Before I could comprehend what was happening, he sat before me with a diamond ring in his hand.
“Will you be my wife?” he nervously asked to my genuine surprise. Jerry Seinfeld and George Costanza continued talking in the background as we embraced and got engaged. It was the episode when the guys pitched their show about nothing to NBC.
Private proposals are on the rise
A survey from 2021 found that women were increasingly disinterested in grand or public gestures when it came to being asked that big question. Instead, 66% of the 300 respondents preferred a private proposal. Yet, The Knot’s recent report on engagement trends from 2024 showed that only 14% of couples had a low-key, at-home proposal. Though many couples do want a private place, home isn’t usually the popular choice.
I was delighted when I heard about Tom Holland’s laid-back proposal to longtime girlfriend Zendaya at home over Christmas. The news comforted me and brought some validation that a casual proposal could be special and romantic — even for celebrities.

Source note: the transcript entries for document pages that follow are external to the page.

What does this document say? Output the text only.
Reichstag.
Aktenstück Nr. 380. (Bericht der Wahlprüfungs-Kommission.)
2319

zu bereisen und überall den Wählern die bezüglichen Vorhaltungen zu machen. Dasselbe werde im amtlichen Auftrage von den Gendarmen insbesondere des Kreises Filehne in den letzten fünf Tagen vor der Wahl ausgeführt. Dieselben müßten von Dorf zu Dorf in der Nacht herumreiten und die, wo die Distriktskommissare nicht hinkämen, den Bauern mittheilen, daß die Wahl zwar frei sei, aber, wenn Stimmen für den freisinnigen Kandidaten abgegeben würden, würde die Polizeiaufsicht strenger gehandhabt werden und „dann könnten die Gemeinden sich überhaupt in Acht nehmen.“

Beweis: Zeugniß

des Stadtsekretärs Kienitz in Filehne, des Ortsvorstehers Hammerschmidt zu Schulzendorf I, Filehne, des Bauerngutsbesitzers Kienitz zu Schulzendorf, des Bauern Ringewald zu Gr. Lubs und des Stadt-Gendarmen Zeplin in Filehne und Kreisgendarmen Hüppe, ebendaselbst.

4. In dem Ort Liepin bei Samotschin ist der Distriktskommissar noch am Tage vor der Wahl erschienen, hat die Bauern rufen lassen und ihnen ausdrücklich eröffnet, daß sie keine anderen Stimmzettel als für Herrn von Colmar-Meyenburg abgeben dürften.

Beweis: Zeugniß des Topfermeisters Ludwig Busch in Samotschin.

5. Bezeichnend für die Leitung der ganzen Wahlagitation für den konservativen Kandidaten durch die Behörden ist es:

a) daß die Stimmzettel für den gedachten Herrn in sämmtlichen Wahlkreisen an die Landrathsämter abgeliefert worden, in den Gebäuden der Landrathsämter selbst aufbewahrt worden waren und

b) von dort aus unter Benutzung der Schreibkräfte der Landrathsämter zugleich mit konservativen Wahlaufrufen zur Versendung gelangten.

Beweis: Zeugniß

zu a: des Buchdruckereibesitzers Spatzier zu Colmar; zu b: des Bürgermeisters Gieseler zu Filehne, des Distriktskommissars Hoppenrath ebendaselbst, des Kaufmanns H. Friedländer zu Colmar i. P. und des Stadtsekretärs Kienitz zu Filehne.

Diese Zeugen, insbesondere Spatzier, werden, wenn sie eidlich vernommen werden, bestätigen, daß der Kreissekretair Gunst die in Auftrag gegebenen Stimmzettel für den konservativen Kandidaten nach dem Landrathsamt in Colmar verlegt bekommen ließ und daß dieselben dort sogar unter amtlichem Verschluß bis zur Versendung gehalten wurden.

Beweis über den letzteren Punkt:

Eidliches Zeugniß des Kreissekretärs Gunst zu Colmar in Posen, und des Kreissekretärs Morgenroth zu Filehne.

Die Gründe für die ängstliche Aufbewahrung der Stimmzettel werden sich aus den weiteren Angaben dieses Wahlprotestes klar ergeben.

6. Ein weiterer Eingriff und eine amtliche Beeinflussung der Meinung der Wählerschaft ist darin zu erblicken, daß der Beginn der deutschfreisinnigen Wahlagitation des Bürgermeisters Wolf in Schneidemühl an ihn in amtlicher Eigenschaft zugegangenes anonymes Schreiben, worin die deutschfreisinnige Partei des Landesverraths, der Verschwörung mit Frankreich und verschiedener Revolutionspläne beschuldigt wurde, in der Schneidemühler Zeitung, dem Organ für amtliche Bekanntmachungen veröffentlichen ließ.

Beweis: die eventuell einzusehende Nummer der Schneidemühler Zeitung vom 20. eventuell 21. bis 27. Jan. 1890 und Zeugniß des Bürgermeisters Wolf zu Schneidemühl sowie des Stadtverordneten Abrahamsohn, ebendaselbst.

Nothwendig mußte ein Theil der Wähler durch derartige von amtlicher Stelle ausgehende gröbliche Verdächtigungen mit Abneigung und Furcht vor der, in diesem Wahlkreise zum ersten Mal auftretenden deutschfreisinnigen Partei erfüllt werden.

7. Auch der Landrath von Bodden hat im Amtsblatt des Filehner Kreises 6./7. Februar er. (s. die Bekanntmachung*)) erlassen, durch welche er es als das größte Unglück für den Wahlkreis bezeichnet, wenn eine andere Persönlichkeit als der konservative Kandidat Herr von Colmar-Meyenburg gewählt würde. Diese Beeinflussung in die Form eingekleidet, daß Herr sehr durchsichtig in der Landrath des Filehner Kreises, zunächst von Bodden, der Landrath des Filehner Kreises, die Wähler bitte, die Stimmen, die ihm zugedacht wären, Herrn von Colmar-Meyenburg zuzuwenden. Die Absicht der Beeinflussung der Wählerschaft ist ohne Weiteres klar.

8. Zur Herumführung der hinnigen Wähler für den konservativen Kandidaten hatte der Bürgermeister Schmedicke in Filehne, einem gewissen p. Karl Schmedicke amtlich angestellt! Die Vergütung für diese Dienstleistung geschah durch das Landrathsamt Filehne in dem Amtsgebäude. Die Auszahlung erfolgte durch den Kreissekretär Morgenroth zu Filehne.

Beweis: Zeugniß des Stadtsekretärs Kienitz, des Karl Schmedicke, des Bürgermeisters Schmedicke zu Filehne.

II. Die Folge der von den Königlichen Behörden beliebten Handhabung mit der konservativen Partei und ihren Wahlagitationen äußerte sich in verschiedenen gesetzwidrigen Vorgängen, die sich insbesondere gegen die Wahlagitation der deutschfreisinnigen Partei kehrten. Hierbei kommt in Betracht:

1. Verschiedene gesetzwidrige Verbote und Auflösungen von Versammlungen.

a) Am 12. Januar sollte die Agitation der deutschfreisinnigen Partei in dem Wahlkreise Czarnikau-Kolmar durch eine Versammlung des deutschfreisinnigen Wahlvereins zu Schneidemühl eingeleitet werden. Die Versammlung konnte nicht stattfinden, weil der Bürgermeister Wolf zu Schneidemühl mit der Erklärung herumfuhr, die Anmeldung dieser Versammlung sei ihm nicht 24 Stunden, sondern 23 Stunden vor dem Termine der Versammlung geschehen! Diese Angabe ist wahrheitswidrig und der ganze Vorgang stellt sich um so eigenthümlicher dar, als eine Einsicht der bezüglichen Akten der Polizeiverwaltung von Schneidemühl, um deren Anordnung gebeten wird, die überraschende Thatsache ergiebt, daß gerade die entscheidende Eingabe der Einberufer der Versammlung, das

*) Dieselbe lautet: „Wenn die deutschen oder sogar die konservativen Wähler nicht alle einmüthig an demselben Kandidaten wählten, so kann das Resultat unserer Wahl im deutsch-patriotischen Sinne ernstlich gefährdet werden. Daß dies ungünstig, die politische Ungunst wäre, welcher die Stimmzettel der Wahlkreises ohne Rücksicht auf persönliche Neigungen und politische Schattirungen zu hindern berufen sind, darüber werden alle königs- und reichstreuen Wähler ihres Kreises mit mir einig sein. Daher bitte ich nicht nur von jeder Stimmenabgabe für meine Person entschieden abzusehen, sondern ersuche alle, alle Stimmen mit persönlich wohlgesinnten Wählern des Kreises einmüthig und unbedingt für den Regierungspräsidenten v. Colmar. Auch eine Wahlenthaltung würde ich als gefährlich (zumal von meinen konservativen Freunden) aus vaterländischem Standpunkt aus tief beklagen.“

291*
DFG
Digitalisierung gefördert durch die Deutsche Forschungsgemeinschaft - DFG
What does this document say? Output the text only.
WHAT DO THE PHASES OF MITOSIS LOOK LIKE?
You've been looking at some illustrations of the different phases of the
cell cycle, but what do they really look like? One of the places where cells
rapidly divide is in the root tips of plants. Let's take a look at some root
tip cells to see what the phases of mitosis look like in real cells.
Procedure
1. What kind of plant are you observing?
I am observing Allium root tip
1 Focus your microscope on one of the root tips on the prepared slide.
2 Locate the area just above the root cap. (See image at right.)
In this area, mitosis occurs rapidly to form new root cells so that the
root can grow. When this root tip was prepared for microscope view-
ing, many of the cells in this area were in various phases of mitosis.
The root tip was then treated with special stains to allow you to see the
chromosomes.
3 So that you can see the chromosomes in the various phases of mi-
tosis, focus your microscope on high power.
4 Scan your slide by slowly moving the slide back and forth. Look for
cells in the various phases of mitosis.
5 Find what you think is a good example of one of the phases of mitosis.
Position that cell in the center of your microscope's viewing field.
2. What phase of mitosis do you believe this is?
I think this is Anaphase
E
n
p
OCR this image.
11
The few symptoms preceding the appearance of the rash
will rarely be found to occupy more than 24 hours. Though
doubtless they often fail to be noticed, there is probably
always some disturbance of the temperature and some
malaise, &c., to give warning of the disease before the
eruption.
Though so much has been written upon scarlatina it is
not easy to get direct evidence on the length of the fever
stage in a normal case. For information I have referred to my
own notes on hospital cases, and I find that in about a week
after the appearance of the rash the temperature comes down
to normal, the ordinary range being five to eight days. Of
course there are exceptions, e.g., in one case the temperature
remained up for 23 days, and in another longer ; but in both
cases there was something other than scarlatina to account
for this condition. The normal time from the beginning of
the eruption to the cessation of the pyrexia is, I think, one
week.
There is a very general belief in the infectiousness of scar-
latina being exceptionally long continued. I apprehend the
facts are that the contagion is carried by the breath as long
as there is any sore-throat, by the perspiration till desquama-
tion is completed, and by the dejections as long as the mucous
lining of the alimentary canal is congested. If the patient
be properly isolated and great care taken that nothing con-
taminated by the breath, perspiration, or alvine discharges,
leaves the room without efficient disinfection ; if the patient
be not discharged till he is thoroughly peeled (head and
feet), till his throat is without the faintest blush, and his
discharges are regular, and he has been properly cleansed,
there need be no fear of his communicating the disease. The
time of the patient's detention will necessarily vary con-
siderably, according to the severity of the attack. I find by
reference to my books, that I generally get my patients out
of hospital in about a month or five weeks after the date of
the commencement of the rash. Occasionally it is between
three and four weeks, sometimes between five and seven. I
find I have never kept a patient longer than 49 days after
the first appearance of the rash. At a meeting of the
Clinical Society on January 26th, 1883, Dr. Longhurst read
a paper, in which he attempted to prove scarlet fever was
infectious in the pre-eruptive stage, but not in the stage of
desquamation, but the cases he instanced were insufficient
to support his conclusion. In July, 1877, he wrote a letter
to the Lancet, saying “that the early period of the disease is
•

Our engagement represented us as a couple
I loved my own engagement, even though I accidentally sabotaged a more elaborate idea. Though not planned, having it happen in our living room was more symbolic of our relationship than any forced, clichéd ice rink setting. I had finally found someone who ignited that feeling everyone wants to have about someone — he felt like home. Proposing inside our own home was only natural.
But it’s more than that. I believe there’s an intimacy in choosing this kind of engagement. It reflects the foundation two people need to make a lifelong relationship work.
As we celebrate our anniversary — our eighth year married, our first as new parents — I look back on everything we’ve done together. The adventures, but more importantly, the moments in between the minutiae of daily life. That’s where the purest joy can be found.
Of course, we did replace that first couch. The navy fabric one my once boyfriend brought when he moved into my apartment. The one we sat on to make out and watch movies. The one we were on that cozy night in 2015, watching “Seinfeld,” when my perfectly imperfect engagement occurred.
It was small, past its prime, and overstayed its welcome the way any piece that brings comfort does. When we grew up and got married, we finally outgrew the loveseat. In its place, a more grown-up, brown leather L-shaped couch now sits. One large enough for sleeping dogs, playful babies, and lazy days doing absolutely nothing.